New RTM member draws on finance background

Charles Carey, RTM-9, at Town Hall in Westport. The 63-year-old Westporter since 2006 was recently appointed to fill a Representative Town Meeting vacancy. Photo: Laura Weiss / Hearst Connecticut Media / Westport News

WESTPORT — Westport resident Charles Carey entered law to take up the family trade. The lawyer of 40 years comes from a family of lawyers, but the field brought him his own family as well, connecting him with his future wife.

The 63-year-old, who was recently appointed to fill a Representative Town Meeting vacancy in District 9, has lived on Otter Trail in Westport with his wife Kathleen since 2006. The couple will celebrate their 39th wedding anniversary this month.

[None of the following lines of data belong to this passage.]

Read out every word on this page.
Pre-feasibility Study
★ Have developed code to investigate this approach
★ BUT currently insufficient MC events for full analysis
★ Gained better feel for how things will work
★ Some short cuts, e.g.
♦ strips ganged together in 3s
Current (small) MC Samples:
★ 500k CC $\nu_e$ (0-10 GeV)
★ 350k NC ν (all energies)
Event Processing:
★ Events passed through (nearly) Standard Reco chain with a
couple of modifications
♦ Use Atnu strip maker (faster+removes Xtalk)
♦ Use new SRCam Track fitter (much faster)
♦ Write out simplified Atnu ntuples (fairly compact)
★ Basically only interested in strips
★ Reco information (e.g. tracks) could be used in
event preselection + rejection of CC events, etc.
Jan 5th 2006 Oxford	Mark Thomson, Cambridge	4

About four decades ago, they met in law school — Charles was a mentor and Kathleen his mentee. Both were attending St. John’s University School of Law in New York City, and six months after meeting in Charles Carey’s mentor group, they began dating. A year later, they married, living in Stamford, Darien, Los Angeles and Boston before settling in Westport 11 years ago.

Their moves followed Carey’s career.

The Washington, D.C., native’s parents hailed from Pennsylvania, but his mother raised him and his brother as a single mother in Alexandria, Va., after his father’s death when Carey was 3 years old. After studying at the University of Scranton, Carey chose law as the family trade; his mother and brother, both lawyers, worked for the federal government. His mother was a longtime U.S. State Department employee, while his brother works for the Department of Housing and Urban Development.

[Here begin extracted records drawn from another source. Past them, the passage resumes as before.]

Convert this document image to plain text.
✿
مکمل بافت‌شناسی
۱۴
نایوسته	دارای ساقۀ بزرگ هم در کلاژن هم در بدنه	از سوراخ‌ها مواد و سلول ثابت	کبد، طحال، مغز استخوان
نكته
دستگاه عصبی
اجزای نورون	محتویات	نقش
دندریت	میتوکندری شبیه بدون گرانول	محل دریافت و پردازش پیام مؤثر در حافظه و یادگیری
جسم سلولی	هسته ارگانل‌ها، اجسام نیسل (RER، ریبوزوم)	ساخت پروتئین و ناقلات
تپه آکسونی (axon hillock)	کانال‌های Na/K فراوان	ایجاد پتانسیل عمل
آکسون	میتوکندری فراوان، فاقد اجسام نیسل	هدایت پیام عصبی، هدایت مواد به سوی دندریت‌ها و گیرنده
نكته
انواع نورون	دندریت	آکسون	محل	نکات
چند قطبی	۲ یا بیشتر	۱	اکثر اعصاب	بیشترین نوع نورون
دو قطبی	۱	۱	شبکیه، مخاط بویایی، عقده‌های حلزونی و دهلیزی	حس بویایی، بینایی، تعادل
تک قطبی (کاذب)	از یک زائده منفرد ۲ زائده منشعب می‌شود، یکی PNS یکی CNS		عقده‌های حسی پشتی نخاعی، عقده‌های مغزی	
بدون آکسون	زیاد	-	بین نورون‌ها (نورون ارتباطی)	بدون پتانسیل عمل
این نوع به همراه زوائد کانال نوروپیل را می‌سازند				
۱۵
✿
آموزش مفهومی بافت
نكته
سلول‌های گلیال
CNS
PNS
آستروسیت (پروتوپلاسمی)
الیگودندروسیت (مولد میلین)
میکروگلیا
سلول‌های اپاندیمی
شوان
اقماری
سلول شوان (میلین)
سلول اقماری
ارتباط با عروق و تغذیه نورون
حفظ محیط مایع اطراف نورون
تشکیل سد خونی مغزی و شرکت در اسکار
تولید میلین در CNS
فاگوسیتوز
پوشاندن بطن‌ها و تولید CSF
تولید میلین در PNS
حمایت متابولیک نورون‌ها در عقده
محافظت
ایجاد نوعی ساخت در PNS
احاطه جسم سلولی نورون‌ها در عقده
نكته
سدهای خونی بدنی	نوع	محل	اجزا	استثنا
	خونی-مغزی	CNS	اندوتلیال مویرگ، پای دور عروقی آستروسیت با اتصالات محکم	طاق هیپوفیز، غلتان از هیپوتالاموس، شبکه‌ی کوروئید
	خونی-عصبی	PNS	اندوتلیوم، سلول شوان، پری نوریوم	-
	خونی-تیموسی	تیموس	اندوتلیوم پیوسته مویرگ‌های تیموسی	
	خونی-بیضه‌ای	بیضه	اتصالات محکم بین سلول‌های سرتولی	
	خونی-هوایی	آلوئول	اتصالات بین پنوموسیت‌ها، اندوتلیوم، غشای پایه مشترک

But Carey chose private practice, working for two law firms across his career and specializing in municipal financing.

The day Carey was admitted to the New York Bar Association, he went to court to be sworn in. He returned to the office and his wife returned home to find robbers in the young couple’s apartment.

“And I said, ‘I’m never going back to court,’” Carey joked, “and I’ve never gone back.”

Now a member of Mintz, Levin, Cohn, Ferris, Glovsky and Popeo P.C. in New York City, Carey has worked on financing for affordable housing, health care facilities and — in a project among his most memorable — Yankee Stadium.

When Carey and his wife returned to the New York City area in 2006, they chose Westport for its community offerings that stretch beyond schools, in particular the beaches, theater and golf course in town.

Their children grown — Charles Jr. (Chas), 31, is a lawyer and actor in New York and Sean, 26, works in finance in London — the couple has found what they were looking for in Westport.

“We decided that Darien and Stamford wasn’t it,” Carey said. “Our kids were grown. We wanted a little more mature community and came to Westport, and we’ve loved it.”

Carey continues to work in law, while Kathleen Carey, who worked for law firms, a real estate developer and General Electric, is president of the Urban Land Institute Foundation. Both regularly volunteer at the Westport Public Library, in particular for its annual sale, and Charles Carey recently resigned as vice chairman of the Westport Housing Authority in order to take on his new RTM seat.

“I think having had some experience in the finance side, I thought it was a good opportunity to give back some of my experience,” he said of joining the RTM. “I think it’s a very interesting perspective in the sense that it is a representative position. You don’t go in with an agenda; you don’t go in and say I need to get this done or I need to get that done. I’m really trying to come in and sort of hear what people are interested in and then decide how best to do it.”

Carey’s top concern is with the state budget and how it will impact Westport.

“There’s not going to be the revenues available to share with the local communities, and towns like Westport are going to take a disproportionate share of that hit,” Carey said. “How we balance those things out and maintain the quality of our town will be some difficult decisions, and I have no idea what those answers are or how best to approach it.”

He said, “But I’m ready to listen and try to figure out how best to make that work.”